Awesome I'm so happy for you Karl!


----------



## DeeperUnderstanding (May 19, 2007)

Congratulations! 

I remember the anxiety over calling friends I've made from forums. It always makes me feel nervous.


----------



## CoastalSprite (Sep 8, 2011)

Wow, good on you.. I can't remember the last time I had a long phone call. I detest them even more than talking in person sometimes.


----------



## WineKitty (Nov 26, 2004)

Ventura has a heart of gold!!:heart:heart:heart:heart:heart


----------



## DeeperUnderstanding (May 19, 2007)

Yes, she does.


----------



## TenYears (Jan 15, 2010)

Hey Karl, please IM me with a way to contact her. I have her new website but it's apparently shut down, or changed to a different one.

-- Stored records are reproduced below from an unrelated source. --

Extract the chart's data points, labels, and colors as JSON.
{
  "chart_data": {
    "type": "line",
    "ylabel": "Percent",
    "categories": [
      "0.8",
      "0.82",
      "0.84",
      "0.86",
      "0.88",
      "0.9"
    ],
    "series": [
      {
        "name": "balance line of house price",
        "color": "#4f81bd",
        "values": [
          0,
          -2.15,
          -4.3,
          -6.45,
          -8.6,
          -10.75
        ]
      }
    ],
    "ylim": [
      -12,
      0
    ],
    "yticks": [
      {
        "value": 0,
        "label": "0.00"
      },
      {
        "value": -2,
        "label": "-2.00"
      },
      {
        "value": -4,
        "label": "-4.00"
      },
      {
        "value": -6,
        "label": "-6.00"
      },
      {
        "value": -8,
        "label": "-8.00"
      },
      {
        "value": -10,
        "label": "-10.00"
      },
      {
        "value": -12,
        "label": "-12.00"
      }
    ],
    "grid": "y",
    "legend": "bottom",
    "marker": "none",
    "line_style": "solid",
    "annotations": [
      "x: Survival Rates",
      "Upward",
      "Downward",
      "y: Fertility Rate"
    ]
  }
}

She went out of her way to help me, when she didn't have to. She helped me get through hell. I'm still going through it. But she was there for me, and she didn't have to be, she went out of her way to help me when she didn't have to. I just want to thank her.


----------



## kesker (Mar 29, 2011)

that's great to hear. she is one of my heroes. the fact she speaks with mere mortals is encouraging....or are you some sort of wizard?....hmmm.


----------



## Paragon (Apr 13, 2010)

That's pretty cool.. never quite had the guts to talk to anyone from here before. I mean, using my voice and ears and stuff 

Would be interesting to try sometime!


----------



## testVS (Jul 18, 2014)

Just testing something unrelated. Will delete once done

Kevin


----------